In September 1957, Stompanato visited Turner in London, where she was filming Another Time, Another Place, co-starring Sean Connery.[197] Their meeting was initially happy, but they soon began fighting. Stompanato became suspicious when Turner would not allow him to visit the set and, during one fight, he violently choked her.[198] To avoid further confrontation, Turner and her makeup artist, Del Armstrong, called Scotland Yard in order to have Stompanato deported.[199][200] Stompanato got wind of the plan and showed up on the set with a gun, threatening her and Connery, whom he warned to keep away from Turner.[201] Connery answered by grabbing the gun out of Stompanato’s hand and twisting his wrist, causing him to run off the set sheepishly.[202] Turner and Armstrong later returned with two Scotland Yard detectives to the rented house where she and Stompanato were staying. The detectives advised Stompanato to leave and escorted him out of the house and to the airport, where he boarded a plane back to the United States.[203]

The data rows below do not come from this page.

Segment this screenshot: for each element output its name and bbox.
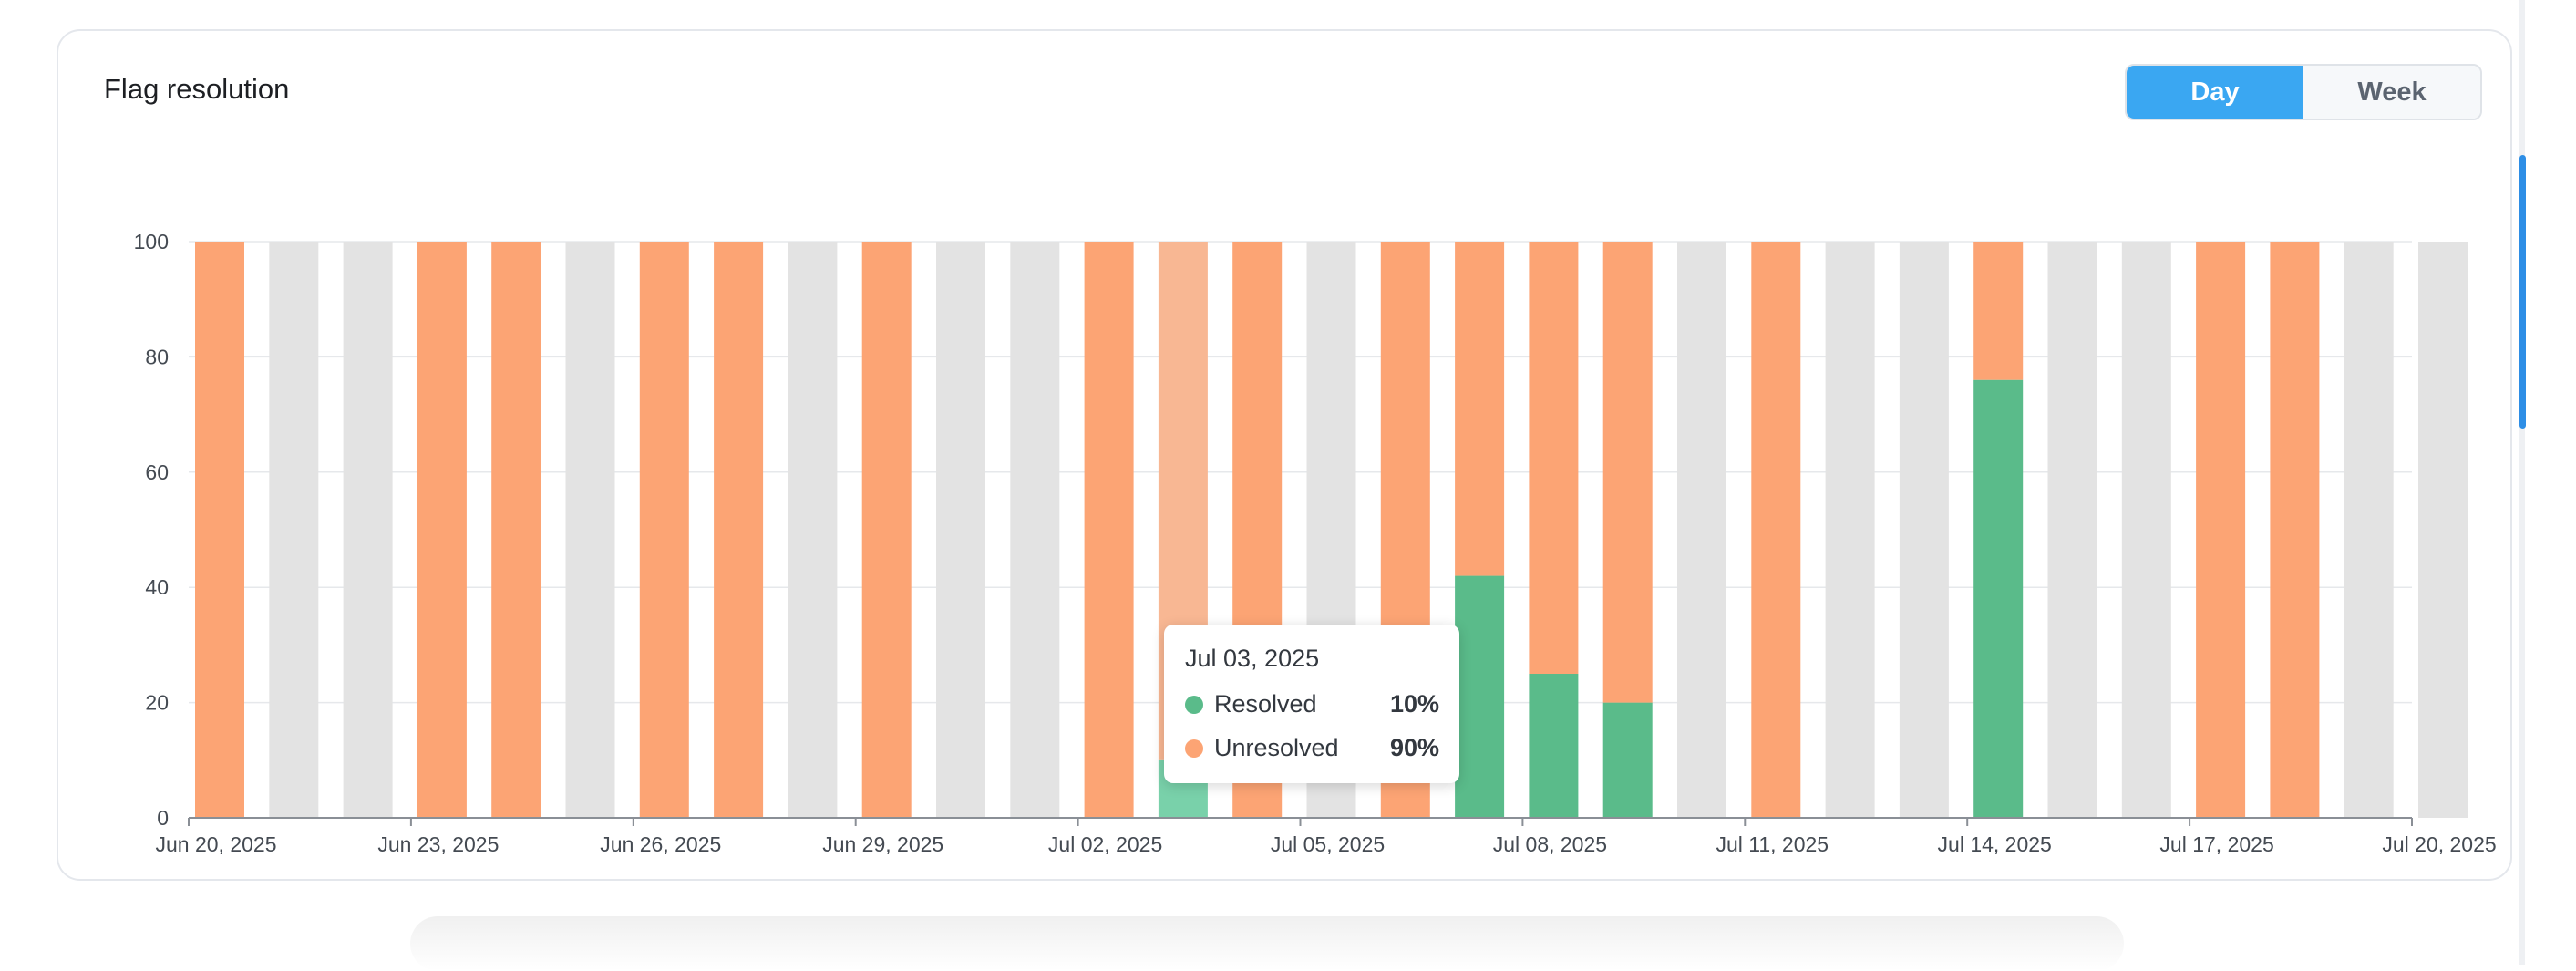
no-data-bar[interactable]	[1899, 242, 1949, 818]
unresolved-bar[interactable]	[1973, 242, 2024, 380]
y-tick-label: 100	[134, 230, 169, 253]
tooltip-date: Jul 03, 2025	[1185, 645, 1320, 672]
no-data-bar[interactable]	[565, 242, 615, 818]
unresolved-bar[interactable]	[1455, 242, 1505, 576]
no-data-bar[interactable]	[936, 242, 985, 818]
x-tick-label: Jul 02, 2025	[1048, 832, 1162, 856]
tooltip-resolved-row: Resolved 10%	[1185, 690, 1439, 718]
x-tick-label: Jul 20, 2025	[2382, 832, 2496, 856]
no-data-bar[interactable]	[2344, 242, 2394, 818]
scrollbar-thumb[interactable]	[2519, 155, 2526, 429]
axes: 0 20 40 60 80 100 Jun 20, 2025 Jun 23, 2025 Jun …	[134, 230, 2497, 856]
x-tick-label: Jun 26, 2025	[600, 832, 721, 856]
x-tick-label: Jul 05, 2025	[1271, 832, 1385, 856]
no-data-bar[interactable]	[1010, 242, 1060, 818]
unresolved-bar[interactable]	[1084, 242, 1134, 818]
next-card-shadow	[410, 916, 2124, 971]
unresolved-bar[interactable]	[195, 242, 244, 818]
resolved-bar[interactable]	[1529, 674, 1579, 818]
no-data-bar[interactable]	[2047, 242, 2097, 818]
resolved-dot-icon	[1185, 695, 1203, 714]
tooltip-unresolved-value: 90%	[1389, 734, 1439, 761]
resolved-bar[interactable]	[1602, 702, 1653, 818]
unresolved-bar[interactable]	[714, 242, 764, 818]
unresolved-bar[interactable]	[861, 242, 912, 818]
no-data-bar[interactable]	[788, 242, 838, 818]
no-data-bar[interactable]	[269, 242, 319, 818]
tooltip-unresolved-row: Unresolved 90%	[1185, 734, 1439, 762]
no-data-bar[interactable]	[343, 242, 393, 818]
y-tick-label: 40	[145, 575, 169, 599]
chart-tooltip: Jul 03, 2025 Resolved 10% Unresolved 90%	[1164, 625, 1459, 783]
tooltip-unresolved-label: Unresolved	[1214, 734, 1339, 761]
resolved-bar[interactable]	[1455, 575, 1505, 818]
unresolved-bar[interactable]	[2196, 242, 2246, 818]
no-data-bar[interactable]	[2418, 242, 2468, 818]
unresolved-bar[interactable]	[417, 242, 467, 818]
period-toggle: Day Week	[2125, 64, 2482, 120]
unresolved-bar[interactable]	[639, 242, 689, 818]
no-data-bar[interactable]	[1677, 242, 1726, 818]
day-button[interactable]: Day	[2127, 66, 2303, 119]
x-tick-label: Jun 20, 2025	[155, 832, 276, 856]
unresolved-dot-icon	[1185, 739, 1203, 758]
card-title: Flag resolution	[104, 73, 290, 105]
resolved-bar[interactable]	[1973, 379, 2024, 818]
x-tick-label: Jun 23, 2025	[377, 832, 499, 856]
unresolved-bar[interactable]	[1751, 242, 1801, 818]
y-tick-label: 0	[157, 806, 169, 830]
y-tick-label: 20	[145, 691, 169, 715]
x-tick-label: Jul 17, 2025	[2159, 832, 2273, 856]
x-tick-label: Jul 11, 2025	[1716, 832, 1829, 856]
x-tick-label: Jul 08, 2025	[1493, 832, 1607, 856]
unresolved-bar[interactable]	[2270, 242, 2320, 818]
y-tick-label: 80	[145, 345, 169, 368]
no-data-bar[interactable]	[2121, 242, 2171, 818]
week-button[interactable]: Week	[2303, 66, 2480, 119]
scrollbar-track[interactable]	[2519, 0, 2525, 965]
y-tick-label: 60	[145, 460, 169, 484]
no-data-bar[interactable]	[1825, 242, 1875, 818]
tooltip-resolved-value: 10%	[1389, 690, 1439, 718]
unresolved-bar[interactable]	[1529, 242, 1579, 674]
x-tick-label: Jul 14, 2025	[1938, 832, 2052, 856]
unresolved-bar[interactable]	[1602, 242, 1653, 703]
unresolved-bar[interactable]	[491, 242, 541, 818]
x-tick-label: Jun 29, 2025	[822, 832, 943, 856]
tooltip-resolved-label: Resolved	[1214, 690, 1317, 718]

On the evening of March 26, 1958, Turner attended the Academy Awards to observe her nomination for Peyton Place and present the award for Best Supporting Actor.[204] Stompanato, angered that he did not attend with her, awaited her return home that evening, whereupon he physically assaulted her.[205] Around 8:00 p.m. on Friday, April 4, Stompanato arrived at Turner’s rented home at 730 North Bedford Drive in Beverly Hills.[206][207] The two began arguing heatedly in the bedroom, during which Stompanato threatened to kill Turner, her daughter and her mother.[194] Fearing that her mother’s life was in danger, Cheryl, who had been watching television in an adjacent room, grabbed a kitchen knife and ran to Turner’s defense.[208]Turner’s Beverly Hills residence, where Stompanato was killed

According to testimony provided by Turner, Cheryl, who had been listening to the couple’s fight behind the closed door, stabbed Stompanato in the stomach when Turner attempted to usher him out of the bedroom, killing him.[209] Turner testified that she initially believed Cheryl had punched him, but realized he had been stabbed when he collapsed and she saw blood on his shirt.[209]

Because of Turner’s high profile and the fact that the killing involved her teenage daughter, the case quickly became a media sensation.[210] More than 100 reporters and journalists attended the April 12, 1958 inquest, described by attendees as “near-riotous.”[211] After four hours of testimony and approximately 25 minutes of deliberation, the jury deemed the killing a justifiable homicide.[212][213] Cheryl remained a temporary ward of the court until April 24, when a juvenile court hearing was held, during which the judge expressed concerns over her receiving “proper parental supervision.”[213] She was ultimately released to the care of her grandmother, and was ordered to regularly visit a psychiatrist alongside her parents.[213]

Though Turner and her daughter were exonerated of any wrongdoing, public opinion on the event was varied, with numerous publications intimating that Turner’s testimony at the inquest was a performance; Life magazine published a photo of Turner testifying in court along with stills of her in courtroom scenes from three of her films.[214] The scandal also coincided with the release of Another Time, Another Place, and the film was met with poor box-office receipts and a lackluster critical response.[215] Stompanato’s family in Illinois sought a wrongful death suit of $750,000 in damages against both Turner and her ex-husband, Steve Crane. In the suit, Stompanato’s son alleged that Turner had been responsible for his death, and that her daughter had taken the blame.[216] The suit was settled out of court for a reported $20,000 in May 1962.[217] A 1962 novel by Harold Robbins entitled Where Love Has Gone and its subsequent film adaptation were inspired by the event.[218]